True, but in many parts of the country, the film was still running, and it was basically just that the titles changed slightly. In some places, there was only a month or two between the first and second runs of Star Wars.
Both Vader and Sidious hoped to bring Luke into their tutelage and thus dispose of the other. Vader said as much in Episode V. The Emperor threw the two of them at each other in Episode VI, and would have as his apprentice whoever survived.
We see the same behavior in Episodes II and III. Whether all Sith have always been working to undermine the other or not, or this is just a facet of Palpatine’s time as a Sith, is not clear. But given WHY there can be only two Sith, it seems likely.
Nope. The Sith are a very specific Order, with very specific religious beliefs, practices and powers. There are other Force wielders aside from those following the Sith or Jedi religions, and Jedi who turn to the dark side will not necessarily have Sith powers or abilities, but merely Jedi abilities employed towards evil or selfish ends.

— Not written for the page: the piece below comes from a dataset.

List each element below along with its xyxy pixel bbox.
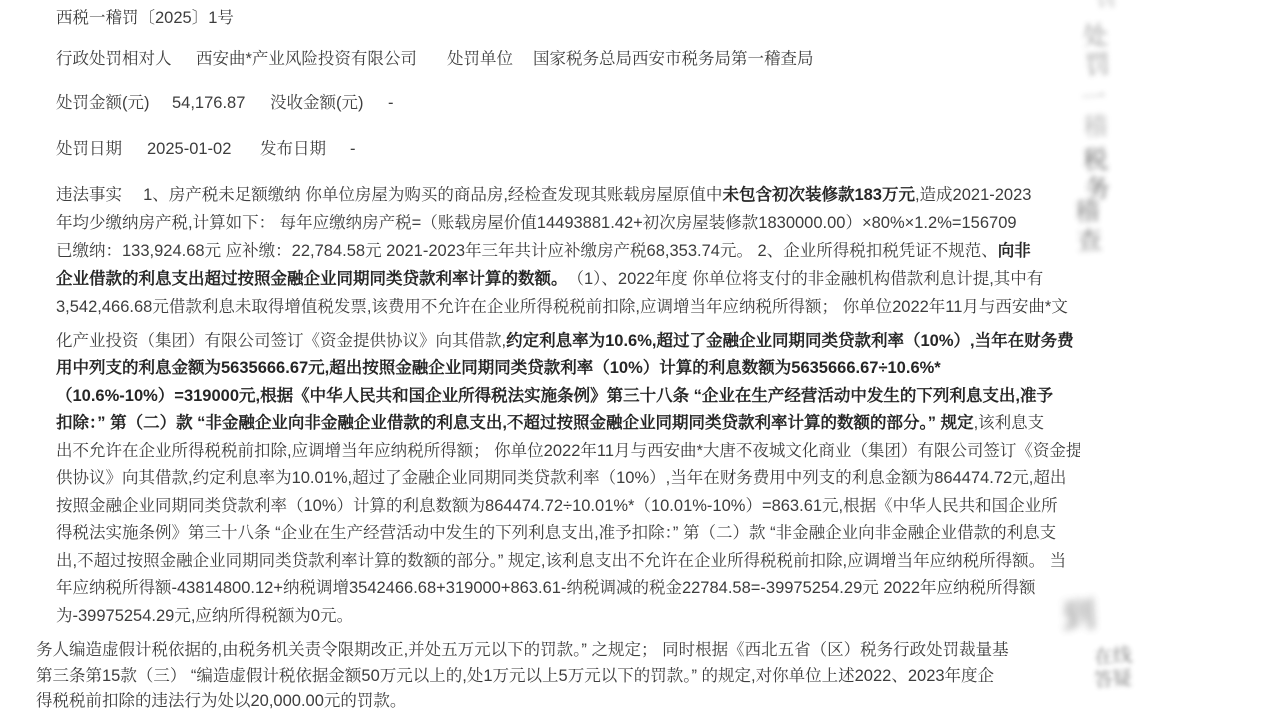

Sidious knew that Vader wanted to become the Master and destroy him. And Vader knew that Sidious would seek to replace him at the first real opportunity as well.
I remember not being at all surprised by Leia being Luke’s sister, but in retrospect, it’s hard to know how much of that was figuring out the hints and how much was spoilage (I was very young at the time, and I’m quite sure I didn’t see RotJ early in its run). I think that I figured out that “there is another” referred to Leia, but it’s possible (in retrospect) that I didn’t even see ESB until after RotJ came out (and was spoiled).

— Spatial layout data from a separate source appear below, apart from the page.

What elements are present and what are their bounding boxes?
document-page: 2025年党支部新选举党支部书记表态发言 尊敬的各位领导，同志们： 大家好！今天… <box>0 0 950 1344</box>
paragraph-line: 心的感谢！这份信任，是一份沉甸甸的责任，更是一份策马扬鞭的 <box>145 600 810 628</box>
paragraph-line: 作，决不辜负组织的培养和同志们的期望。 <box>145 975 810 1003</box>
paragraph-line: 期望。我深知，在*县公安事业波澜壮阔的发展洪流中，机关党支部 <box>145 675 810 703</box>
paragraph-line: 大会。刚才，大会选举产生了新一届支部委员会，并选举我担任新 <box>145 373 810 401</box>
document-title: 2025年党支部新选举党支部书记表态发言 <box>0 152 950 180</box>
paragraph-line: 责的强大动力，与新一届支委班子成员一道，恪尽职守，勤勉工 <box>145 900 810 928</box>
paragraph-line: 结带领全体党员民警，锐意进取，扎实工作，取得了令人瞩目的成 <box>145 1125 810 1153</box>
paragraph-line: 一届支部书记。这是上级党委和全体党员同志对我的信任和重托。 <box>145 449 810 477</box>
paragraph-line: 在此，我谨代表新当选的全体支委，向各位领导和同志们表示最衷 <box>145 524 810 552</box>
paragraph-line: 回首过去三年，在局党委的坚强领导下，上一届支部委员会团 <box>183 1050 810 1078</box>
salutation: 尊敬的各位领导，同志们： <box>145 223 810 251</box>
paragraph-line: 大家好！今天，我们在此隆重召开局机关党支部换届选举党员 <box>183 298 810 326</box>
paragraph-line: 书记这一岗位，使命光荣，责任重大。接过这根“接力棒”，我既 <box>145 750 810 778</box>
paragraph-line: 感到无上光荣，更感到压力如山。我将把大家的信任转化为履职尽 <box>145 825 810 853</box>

Loopydude, Vader wasn’t suicidal in trying to recruit Luke. Both Vader and the Emperor knew that a three-Sith situation was unstable. Vader hoped to kill the Emperor and have Luke and himself as the two Sith, leaving him as top dog. The Emperor hoped that Luke would kill Vader and become the new apprentice, more powerful but also more easily controlled (for a while at least). Each knew the other wanted to kill him, but each thought he would win (that whole arrogance thing), so both were in favor of recruiting Luke. But there’s no point at all in trying to recruit two at once: Best case scenario, one of the new recruits ends up dying, and all your efforts on that one are wasted.
Hrm. OK. Why all the pretense, then? “He will join us, or die, my master.” Just the usual Sith protocol for insurrection and ascension? “We’ll get him to…join us. Yeeah! That’s the ticket!”